PEASE 2008.113
By Australian Art team
March 2026
Pease’s disarming painting meticulously reproduces an early nineteenth-century lithograph of Albany Harbour by French artist Louis Auguste de Sainson (1800–74). As the official artist aboard the French surveying vessel L'Astrolabe, de Sainson first documented the Western Australian landscape, environment and people of the area for potential settlement in 1826. However, on learning of this surveillance, British forces fast-tracked the establishment of Albany themselves in 1827.
In his contemporary rendering, Pease traps de Sainson’s image within a dark frame painted with balga (grasstree) resin, a traditional Nyoongar medium for decoration and toolmaking from the artist’s Country. Looking into this vista is a white rabbit, referencing Lewis Carroll’s 1865 famous tale, Alice’s Adventures in Wonderland. Pease’s rabbit dons a coat clad in two-toned ochre.

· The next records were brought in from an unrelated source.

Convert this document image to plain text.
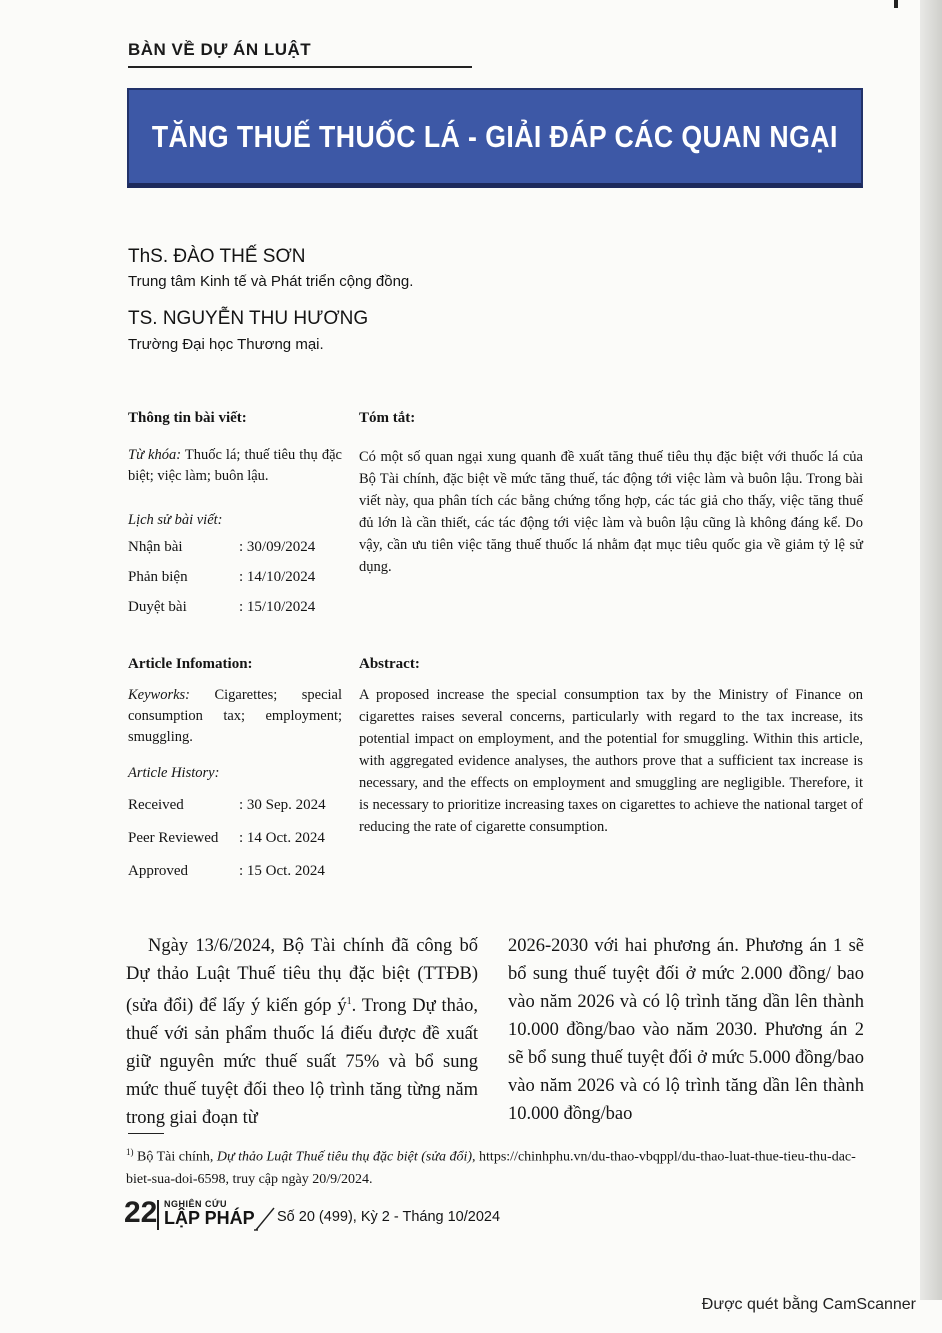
BÀN VỀ DỰ ÁN LUẬT
TĂNG THUẾ THUỐC LÁ - GIẢI ĐÁP CÁC QUAN NGẠI
ThS. ĐÀO THẾ SƠN
Trung tâm Kinh tế và Phát triển cộng đồng.
TS. NGUYỄN THU HƯƠNG
Trường Đại học Thương mại.
Thông tin bài viết:
Từ khóa: Thuốc lá; thuế tiêu thụ đặc biệt; việc làm; buôn lậu.
Lịch sử bài viết:
Nhận bài	: 30/09/2024
Phản biện	: 14/10/2024
Duyệt bài	: 15/10/2024
Tóm tắt:
Có một số quan ngại xung quanh đề xuất tăng thuế tiêu thụ đặc biệt với thuốc lá của Bộ Tài chính, đặc biệt về mức tăng thuế, tác động tới việc làm và buôn lậu. Trong bài viết này, qua phân tích các bằng chứng tổng hợp, các tác giả cho thấy, việc tăng thuế đủ lớn là cần thiết, các tác động tới việc làm và buôn lậu cũng là không đáng kể. Do vậy, cần ưu tiên việc tăng thuế thuốc lá nhằm đạt mục tiêu quốc gia về giảm tỷ lệ sử dụng.
Article Infomation:
Keyworks: Cigarettes; special consumption tax; employment; smuggling.
Article History:
Received	: 30 Sep. 2024
Peer Reviewed : 14 Oct. 2024
Approved	: 15 Oct. 2024
Abstract:
A proposed increase the special consumption tax by the Ministry of Finance on cigarettes raises several concerns, particularly with regard to the tax increase, its potential impact on employment, and the potential for smuggling. Within this article, with aggregated evidence analyses, the authors prove that a sufficient tax increase is necessary, and the effects on employment and smuggling are negligible. Therefore, it is necessary to prioritize increasing taxes on cigarettes to achieve the national target of reducing the rate of cigarette consumption.
Ngày 13/6/2024, Bộ Tài chính đã công bố Dự thảo Luật Thuế tiêu thụ đặc biệt (TTĐB) (sửa đổi) để lấy ý kiến góp $ý^1$. Trong Dự thảo, thuế với sản phẩm thuốc lá điếu được đề xuất giữ nguyên mức thuế suất 75% và bổ sung mức thuế tuyệt đối theo lộ trình tăng từng năm trong giai đoạn từ
2026-2030 với hai phương án. Phương án 1 sẽ bổ sung thuế tuyệt đối ở mức 2.000 đồng/ bao vào năm 2026 và có lộ trình tăng dần lên thành 10.000 đồng/bao vào năm 2030. Phương án 2 sẽ bổ sung thuế tuyệt đối ở mức 5.000 đồng/bao vào năm 2026 và có lộ trình tăng dần lên thành 10.000 đồng/bao
$^{1)}$ Bộ Tài chính, Dự thảo Luật Thuế tiêu thụ đặc biệt (sửa đổi), https://chinhphu.vn/du-thao-vbqppl/du-thao-luat-thue-tieu-thu-dac-biet-sua-doi-6598, truy cập ngày 20/9/2024.
22 NGHIÊN CỨU
LẬP PHÁP Số 20 (499), Kỳ 2 - Tháng 10/2024
Được quét bằng CamScanner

On his use of material, the artist states:
The ochre was collected from an ochre pit at Wilson’s Inlet, Denmark [in Western Australia]. This ochre pit has been used by my family for generations and was formed by both tidal and meteorological influences that moved sediment within water.
These artistic choices provide evidence of persistent Aboriginal occupancy prior to settlement, rebutting the historical competition for land between two European colonial powers.